Délia projeta no casamento da filha o sonho de felicidade que jamais teve; a possibilidade de uma vida por ela concebida que nunca aconteceu. Seu matrimônio é um círculo interminável de sofrimento e humilhação, mas ela segue acreditando na força da tradição e na preservação de sua família. No entanto, a sua jornada de transformação é iniciada a partir da carta misteriosa que ela recebe das mãos de sua vizinha e cujo conteúdo o roteiro não revela, mas nos leva a imaginar que das linhas lá escritas emergem a possiblidade de se mudar o próprio destino. A partir de então Délia começa, ainda que timidamente, a tomar as rédeas de sua vida e a trilhar o caminho de sua felicidade. Isto faz, inclusive, ela enxergar que sua filha poderá cometer o mesmo erro que o seu, pois percebe que as boas intenções de Giullio não passam de um jogo de aparências de um conquistador barato, que esconde a mesma natureza controladora e violenta de seu marido.

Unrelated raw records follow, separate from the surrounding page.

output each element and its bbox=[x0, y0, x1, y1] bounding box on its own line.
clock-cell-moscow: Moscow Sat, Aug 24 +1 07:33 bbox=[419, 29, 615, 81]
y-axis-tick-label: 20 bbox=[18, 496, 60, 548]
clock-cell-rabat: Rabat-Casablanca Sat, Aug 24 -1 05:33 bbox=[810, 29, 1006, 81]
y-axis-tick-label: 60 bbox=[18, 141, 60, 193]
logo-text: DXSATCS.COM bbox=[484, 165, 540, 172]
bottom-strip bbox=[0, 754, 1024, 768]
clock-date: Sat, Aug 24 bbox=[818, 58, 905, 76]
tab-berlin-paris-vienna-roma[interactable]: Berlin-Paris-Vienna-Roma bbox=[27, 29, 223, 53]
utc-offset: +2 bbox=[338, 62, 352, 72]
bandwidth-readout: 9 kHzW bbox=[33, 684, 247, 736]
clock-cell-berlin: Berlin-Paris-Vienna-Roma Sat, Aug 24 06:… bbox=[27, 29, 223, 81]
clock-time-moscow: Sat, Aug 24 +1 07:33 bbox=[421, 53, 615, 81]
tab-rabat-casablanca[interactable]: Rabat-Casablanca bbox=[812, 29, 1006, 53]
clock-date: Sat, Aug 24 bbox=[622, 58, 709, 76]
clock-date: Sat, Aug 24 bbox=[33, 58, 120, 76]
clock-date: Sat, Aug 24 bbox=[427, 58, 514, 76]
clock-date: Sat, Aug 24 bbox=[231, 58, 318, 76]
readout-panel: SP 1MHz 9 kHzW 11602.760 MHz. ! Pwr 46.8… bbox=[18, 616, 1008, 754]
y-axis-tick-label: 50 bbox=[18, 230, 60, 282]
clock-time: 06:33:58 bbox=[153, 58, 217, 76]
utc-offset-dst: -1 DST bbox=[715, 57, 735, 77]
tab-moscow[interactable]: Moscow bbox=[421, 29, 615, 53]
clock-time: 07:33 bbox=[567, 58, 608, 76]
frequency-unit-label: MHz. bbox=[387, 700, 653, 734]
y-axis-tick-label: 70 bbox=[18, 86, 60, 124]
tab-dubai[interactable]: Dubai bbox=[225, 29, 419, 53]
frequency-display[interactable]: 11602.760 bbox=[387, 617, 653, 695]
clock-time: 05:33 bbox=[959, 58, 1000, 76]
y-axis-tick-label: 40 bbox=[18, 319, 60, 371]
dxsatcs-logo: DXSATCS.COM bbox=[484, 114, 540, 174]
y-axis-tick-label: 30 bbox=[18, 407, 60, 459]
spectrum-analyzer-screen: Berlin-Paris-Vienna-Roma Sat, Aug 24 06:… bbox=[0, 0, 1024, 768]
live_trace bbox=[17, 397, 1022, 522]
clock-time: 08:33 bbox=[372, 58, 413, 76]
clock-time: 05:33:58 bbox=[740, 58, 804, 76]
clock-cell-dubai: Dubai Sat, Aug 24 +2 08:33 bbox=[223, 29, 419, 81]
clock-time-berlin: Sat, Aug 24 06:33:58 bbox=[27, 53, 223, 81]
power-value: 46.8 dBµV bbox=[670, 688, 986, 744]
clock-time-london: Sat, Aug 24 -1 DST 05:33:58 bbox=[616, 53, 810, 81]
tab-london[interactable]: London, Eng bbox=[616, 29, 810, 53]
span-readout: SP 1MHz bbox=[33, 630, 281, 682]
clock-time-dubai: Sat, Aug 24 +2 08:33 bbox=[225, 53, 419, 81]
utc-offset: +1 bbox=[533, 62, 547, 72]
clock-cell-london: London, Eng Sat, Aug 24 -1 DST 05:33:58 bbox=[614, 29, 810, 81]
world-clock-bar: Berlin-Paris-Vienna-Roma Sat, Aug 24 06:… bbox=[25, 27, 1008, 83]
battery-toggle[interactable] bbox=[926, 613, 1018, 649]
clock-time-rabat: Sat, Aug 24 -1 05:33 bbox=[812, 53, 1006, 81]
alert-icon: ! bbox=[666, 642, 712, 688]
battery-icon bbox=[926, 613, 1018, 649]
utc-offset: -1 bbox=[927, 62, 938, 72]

Para conferir maior dramaticidade à trama, Cortellesi optou pela fotografia em preto e branco, emprestando um caráter poético e neorrealista pop, quase teatral, ao filme, reforçado por elementos cênicos muito bem executados nas cenas de agressão de Ivano à Délia. Em todas essas ocasiões, a diretora transforma a cena numa espécie de musical, com os atores dançando e encenando os gestos violentos, sempre acompanhados de canções de amor carregadas de drama. Com essa tirada satírica, que traz uma certa leveza a essas sequências tão pesadas, a diretora rende uma bela homenagem à comédia all´italiana. As atuações também estão sublimes. Paola Cortellesi confere uma dignidade ímpar à sua Délia, construindo uma personagem com uma força e uma carga emocional incrível. Já Valerio Mastandrea atinge aquele nível de interpretação em que o ator desaparece no personagem; seu detestável Ivano foi muito bem composto e executado.

“Ainda Temos o Amanhã” é uma exortação à liberdade feminina, um grito a plenos pulmões que ecoa aos quatro cantos, carregado pelo simbolismo da queda de um regime político despótico e castrador. Um filme verdadeiramente esplêndido.

Vitor Pádua

Advogado que expia o juridiquês com a paixão pela fotografia e pelo cinema.